N denotes batch size, * denotes any number of intervening dimensions, I denotes number of vertices in the source set and O denotes number of vertices in the sink set. If the same set of vertices emits and receives edges, then \(I = O\).

C_i : \((*, I, C)\)

* denotes any number of preceding dimensions, I denotes number of vertices in the source set, and C denotes the total number of communities in the proposed partition.

C_o : \((*, I, C)\)

O denotes number of vertices in the sink set. If the same set of vertices emits and receives edges, then \(I = O\).

L : \((*, C, C)\)

As above.

Output : \((N, *)\)

As above.

Parameters:
ATensor

Block of adjacency matrices for which the quantity of interest is to be computed.

CTensor

Community affiliation of vertices in the source set. Each slice is a matrix \(C^{(i)} \in \mathbb{R}^{I \ times C}\) that encodes the uncertainty in each vertex’s community assignment. \(C^{(i)}_{jk}\) denotes the probability that vertex j is assigned to community k. If this is binary-valued, then it reflects a deterministic assignment.
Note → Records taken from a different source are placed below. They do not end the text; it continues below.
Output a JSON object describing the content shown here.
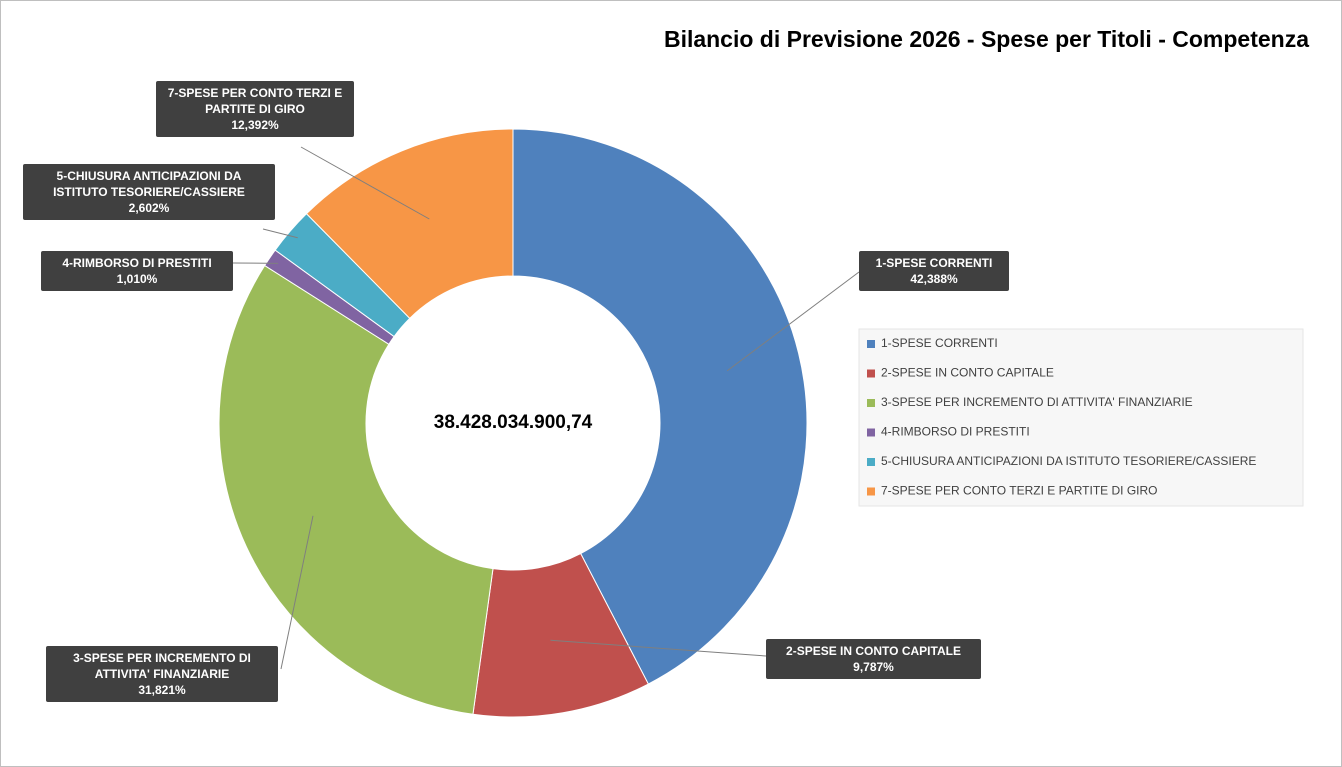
{
  "chart_data": {
    "type": "donut",
    "title": "Bilancio di Previsione 2026 - Spese per Titoli - Competenza",
    "center_label": "38.428.034.900,74",
    "categories": [
      "1-SPESE CORRENTI",
      "2-SPESE IN CONTO CAPITALE",
      "3-SPESE PER INCREMENTO DI ATTIVITA' FINANZIARIE",
      "4-RIMBORSO DI PRESTITI",
      "5-CHIUSURA ANTICIPAZIONI DA ISTITUTO TESORIERE/CASSIERE",
      "7-SPESE PER CONTO TERZI E PARTITE DI GIRO"
    ],
    "values": [
      42.388,
      9.787,
      31.821,
      1.01,
      2.602,
      12.392
    ],
    "value_labels": [
      "42,388%",
      "9,787%",
      "31,821%",
      "1,010%",
      "2,602%",
      "12,392%"
    ],
    "colors": [
      "#4f81bd",
      "#c0504d",
      "#9bbb59",
      "#8064a2",
      "#4bacc6",
      "#f79646"
    ],
    "legend": "right"
  }
}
C_oTensor or None (default None)

Community affiliation of vertices in the sink set. If None, then it is assumed that the source and sink sets are the same, and C_o is set equal to C_i.

LTensor or None (default None)

The inter-community coupling matrix \(\Omega\), mapping the probability of affiliation between communities. Each entry \(L_{ij}\) encodes the probability of a vertex in community i connecting with a vertex in community j. If None, then a strictly assortative structure is assumed (equivalent to L equals identity), under which nodes in the same community preferentially coaffiliate while nodes in different communities remain disaffiliated.

exclude_diagbool (default True)

Indicates that self-links are not factored into the coaffiliation.

normalise_coaffiliationbool (default False)

Normalise all community assignment weights to max out at 1.

directedbool (default False)

Indicates that the input adjacency matrices should be considered as a directed graph.

gammanonnegative float (default 1)

Resolution parameter for the modularity matrix. A smaller value assigns maximum modularity to partitions with large communities, while a larger value assigns maximum modularity to partitions with many small communities.

nullcallable(A) (default girvan_newman_null)

Function of A that returns, for each adjacency matrix in the input tensor block, a suitable null model. By default, the Girvan-Newman null model is used.

normalise_modularitybool (default False)

Indicates that the resulting matrix should be normalised by the total matrix degree. This may not be necessary for many use cases – for instance, where the arg max of a function of the modularity matrix is desired.

sign'+', '-', or None (default '+')

Sign of connections to be considered in the modularity.

**params

Any additional parameters are passed to the null model.

Returns:
QTensor

Modularity of each input adjacency matrix.